Runge was born on February 8, 1794, near Hamburg; he expressed interest in chemistry from an early age and started conducting experiments as a teenager. During one of his experiments, he accidentally splashed a drop of belladonna (deadly nightshade) extract in his eye and noticed its pupil-dilating effects.
Ten years later, when he was studying under renowned chemist and inventor Johann Wolfgang Döbereiner at the University of Jena, Runge was asked to reproduce belladonna’s effects as part of a demonstration. Impressed by the 25-year-old chemist, Goethe handed him a bag of rare coffee beans and asked him to analyze their chemical makeup. Shortly thereafter, Runge isolated the active ingredient we know today as caffeine! That many people need in the morning to start their day.

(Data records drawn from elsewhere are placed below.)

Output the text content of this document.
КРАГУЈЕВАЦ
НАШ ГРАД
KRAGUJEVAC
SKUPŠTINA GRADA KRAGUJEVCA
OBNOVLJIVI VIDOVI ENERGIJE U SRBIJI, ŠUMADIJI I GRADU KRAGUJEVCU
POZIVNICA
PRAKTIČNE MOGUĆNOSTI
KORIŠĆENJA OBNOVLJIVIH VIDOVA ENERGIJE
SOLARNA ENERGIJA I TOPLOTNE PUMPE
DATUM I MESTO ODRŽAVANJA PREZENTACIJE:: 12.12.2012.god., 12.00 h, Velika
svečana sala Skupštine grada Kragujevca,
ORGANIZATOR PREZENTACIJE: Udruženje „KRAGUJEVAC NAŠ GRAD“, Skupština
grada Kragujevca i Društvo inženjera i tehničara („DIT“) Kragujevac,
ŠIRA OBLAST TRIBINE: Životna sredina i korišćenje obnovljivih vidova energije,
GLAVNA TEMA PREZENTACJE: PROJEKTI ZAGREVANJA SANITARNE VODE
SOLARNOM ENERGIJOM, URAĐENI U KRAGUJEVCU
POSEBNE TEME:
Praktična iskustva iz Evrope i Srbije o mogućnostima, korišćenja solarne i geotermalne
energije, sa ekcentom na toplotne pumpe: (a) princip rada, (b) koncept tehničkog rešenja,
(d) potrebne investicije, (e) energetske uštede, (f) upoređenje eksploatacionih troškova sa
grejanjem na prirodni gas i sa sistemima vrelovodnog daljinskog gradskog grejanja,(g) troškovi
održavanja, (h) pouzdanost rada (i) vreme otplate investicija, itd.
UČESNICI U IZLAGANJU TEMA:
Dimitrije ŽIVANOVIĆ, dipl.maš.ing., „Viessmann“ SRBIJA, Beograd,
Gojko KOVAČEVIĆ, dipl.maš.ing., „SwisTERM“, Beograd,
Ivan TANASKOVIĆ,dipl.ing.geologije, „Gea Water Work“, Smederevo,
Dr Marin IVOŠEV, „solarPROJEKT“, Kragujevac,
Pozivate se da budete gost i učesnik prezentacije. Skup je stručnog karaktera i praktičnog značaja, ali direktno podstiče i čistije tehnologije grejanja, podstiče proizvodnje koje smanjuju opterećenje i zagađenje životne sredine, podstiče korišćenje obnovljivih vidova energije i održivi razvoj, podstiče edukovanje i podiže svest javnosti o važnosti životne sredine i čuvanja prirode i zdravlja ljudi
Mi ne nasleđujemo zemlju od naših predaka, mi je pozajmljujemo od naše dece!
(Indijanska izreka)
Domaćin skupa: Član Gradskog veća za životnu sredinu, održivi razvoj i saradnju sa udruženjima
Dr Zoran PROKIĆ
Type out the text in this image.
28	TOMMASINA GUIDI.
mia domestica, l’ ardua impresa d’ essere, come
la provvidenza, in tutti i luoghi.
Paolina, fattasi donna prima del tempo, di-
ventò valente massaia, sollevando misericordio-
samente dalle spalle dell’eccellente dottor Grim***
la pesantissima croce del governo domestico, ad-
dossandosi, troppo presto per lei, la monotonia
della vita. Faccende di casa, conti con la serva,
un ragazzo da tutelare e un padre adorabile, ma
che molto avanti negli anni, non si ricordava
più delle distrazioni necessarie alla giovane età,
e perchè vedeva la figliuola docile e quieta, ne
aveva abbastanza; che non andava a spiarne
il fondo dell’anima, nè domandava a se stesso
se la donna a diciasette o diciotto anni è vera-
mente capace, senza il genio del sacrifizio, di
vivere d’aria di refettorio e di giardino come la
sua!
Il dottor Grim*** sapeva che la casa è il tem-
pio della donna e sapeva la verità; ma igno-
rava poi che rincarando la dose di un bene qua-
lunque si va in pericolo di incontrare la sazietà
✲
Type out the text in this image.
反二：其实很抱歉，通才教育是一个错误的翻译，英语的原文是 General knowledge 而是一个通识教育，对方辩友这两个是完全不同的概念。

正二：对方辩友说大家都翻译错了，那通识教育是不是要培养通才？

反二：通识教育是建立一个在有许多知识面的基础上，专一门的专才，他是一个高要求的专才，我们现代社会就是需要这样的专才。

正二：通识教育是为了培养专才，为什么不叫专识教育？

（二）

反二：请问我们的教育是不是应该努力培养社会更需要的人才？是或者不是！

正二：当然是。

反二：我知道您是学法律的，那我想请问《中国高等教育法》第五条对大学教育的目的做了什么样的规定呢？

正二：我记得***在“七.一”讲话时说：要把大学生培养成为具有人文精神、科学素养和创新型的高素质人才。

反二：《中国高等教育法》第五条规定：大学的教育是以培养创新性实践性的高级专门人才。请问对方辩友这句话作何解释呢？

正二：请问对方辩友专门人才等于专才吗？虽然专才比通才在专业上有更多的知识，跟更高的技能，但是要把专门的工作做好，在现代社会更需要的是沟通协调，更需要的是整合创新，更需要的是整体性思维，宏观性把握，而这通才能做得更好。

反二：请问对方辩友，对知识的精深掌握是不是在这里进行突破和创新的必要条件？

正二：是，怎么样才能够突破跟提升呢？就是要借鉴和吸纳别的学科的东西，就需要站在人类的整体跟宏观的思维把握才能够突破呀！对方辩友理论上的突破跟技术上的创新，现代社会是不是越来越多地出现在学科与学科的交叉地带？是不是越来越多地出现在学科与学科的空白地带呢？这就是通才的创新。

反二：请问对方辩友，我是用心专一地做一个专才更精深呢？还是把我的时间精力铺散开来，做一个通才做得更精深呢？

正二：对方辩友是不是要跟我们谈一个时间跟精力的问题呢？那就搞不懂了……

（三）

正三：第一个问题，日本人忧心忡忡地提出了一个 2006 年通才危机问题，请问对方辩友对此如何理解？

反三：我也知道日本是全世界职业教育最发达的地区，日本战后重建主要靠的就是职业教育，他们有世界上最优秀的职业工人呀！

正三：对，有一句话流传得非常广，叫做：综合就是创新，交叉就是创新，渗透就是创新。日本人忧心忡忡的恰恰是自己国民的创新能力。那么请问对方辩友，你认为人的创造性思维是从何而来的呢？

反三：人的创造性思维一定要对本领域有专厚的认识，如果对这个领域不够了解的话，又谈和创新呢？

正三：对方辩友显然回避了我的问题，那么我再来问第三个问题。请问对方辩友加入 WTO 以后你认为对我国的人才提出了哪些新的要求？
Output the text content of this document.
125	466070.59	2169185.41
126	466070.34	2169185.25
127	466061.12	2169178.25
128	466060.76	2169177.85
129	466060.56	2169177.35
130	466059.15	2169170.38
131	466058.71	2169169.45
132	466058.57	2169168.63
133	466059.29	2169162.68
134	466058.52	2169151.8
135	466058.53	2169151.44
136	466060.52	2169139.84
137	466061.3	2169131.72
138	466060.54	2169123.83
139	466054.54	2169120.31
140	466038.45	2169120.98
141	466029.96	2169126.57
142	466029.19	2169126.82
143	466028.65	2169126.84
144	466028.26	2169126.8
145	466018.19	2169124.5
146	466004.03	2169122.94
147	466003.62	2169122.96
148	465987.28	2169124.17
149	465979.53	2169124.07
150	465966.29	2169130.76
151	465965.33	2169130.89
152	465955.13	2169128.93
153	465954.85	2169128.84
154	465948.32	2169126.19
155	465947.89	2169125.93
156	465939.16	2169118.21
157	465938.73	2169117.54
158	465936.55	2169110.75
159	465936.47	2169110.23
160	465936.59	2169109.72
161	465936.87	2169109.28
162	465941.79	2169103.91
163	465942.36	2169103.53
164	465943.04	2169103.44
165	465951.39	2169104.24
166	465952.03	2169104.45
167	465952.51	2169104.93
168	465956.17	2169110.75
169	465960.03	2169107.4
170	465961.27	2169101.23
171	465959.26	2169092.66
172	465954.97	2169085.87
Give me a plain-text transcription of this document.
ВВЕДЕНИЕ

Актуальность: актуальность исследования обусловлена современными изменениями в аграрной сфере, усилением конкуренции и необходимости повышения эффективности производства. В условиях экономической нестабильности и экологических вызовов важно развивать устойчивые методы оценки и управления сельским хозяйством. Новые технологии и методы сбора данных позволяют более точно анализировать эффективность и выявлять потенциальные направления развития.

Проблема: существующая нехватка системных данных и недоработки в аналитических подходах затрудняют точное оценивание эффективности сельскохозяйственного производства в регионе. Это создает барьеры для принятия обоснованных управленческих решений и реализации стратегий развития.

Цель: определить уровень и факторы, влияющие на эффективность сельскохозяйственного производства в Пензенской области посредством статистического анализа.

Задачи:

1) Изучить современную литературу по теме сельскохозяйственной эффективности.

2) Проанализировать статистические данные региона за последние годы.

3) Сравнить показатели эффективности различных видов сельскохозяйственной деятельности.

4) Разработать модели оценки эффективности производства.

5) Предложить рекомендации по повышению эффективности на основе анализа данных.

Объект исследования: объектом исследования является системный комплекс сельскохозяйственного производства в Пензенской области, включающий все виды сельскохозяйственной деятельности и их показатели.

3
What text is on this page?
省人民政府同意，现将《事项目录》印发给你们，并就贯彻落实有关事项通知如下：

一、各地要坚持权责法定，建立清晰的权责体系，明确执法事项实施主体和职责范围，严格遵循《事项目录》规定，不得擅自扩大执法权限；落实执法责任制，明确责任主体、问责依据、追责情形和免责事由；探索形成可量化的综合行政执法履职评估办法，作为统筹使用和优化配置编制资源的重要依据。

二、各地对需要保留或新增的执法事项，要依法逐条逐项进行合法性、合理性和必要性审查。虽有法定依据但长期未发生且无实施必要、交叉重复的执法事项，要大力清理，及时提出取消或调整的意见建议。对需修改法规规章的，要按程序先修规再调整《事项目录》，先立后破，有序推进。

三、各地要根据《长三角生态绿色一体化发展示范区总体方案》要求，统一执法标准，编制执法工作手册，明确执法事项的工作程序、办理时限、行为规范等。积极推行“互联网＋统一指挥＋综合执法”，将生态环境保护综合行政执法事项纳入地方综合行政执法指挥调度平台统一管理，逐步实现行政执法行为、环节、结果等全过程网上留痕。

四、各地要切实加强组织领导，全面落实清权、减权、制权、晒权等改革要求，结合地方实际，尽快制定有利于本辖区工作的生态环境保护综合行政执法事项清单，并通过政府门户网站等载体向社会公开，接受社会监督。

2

Runge accomplished his doctorate from the University of Berlin and then started teaching at University of Breslau till year 1831. Later he left academia to take a position at a chemical company. He is also known for inventing first coal tar dye and a related process for dyeing clothes. Some of his contributions include considered an originator of paper chromatography. Chromatography is an early technique for separating chemical substances. He is one of the first scientists to isolate quinine against malaria and even devising a method for extracting sugar from beet juice. He left this world on 25 March 1867.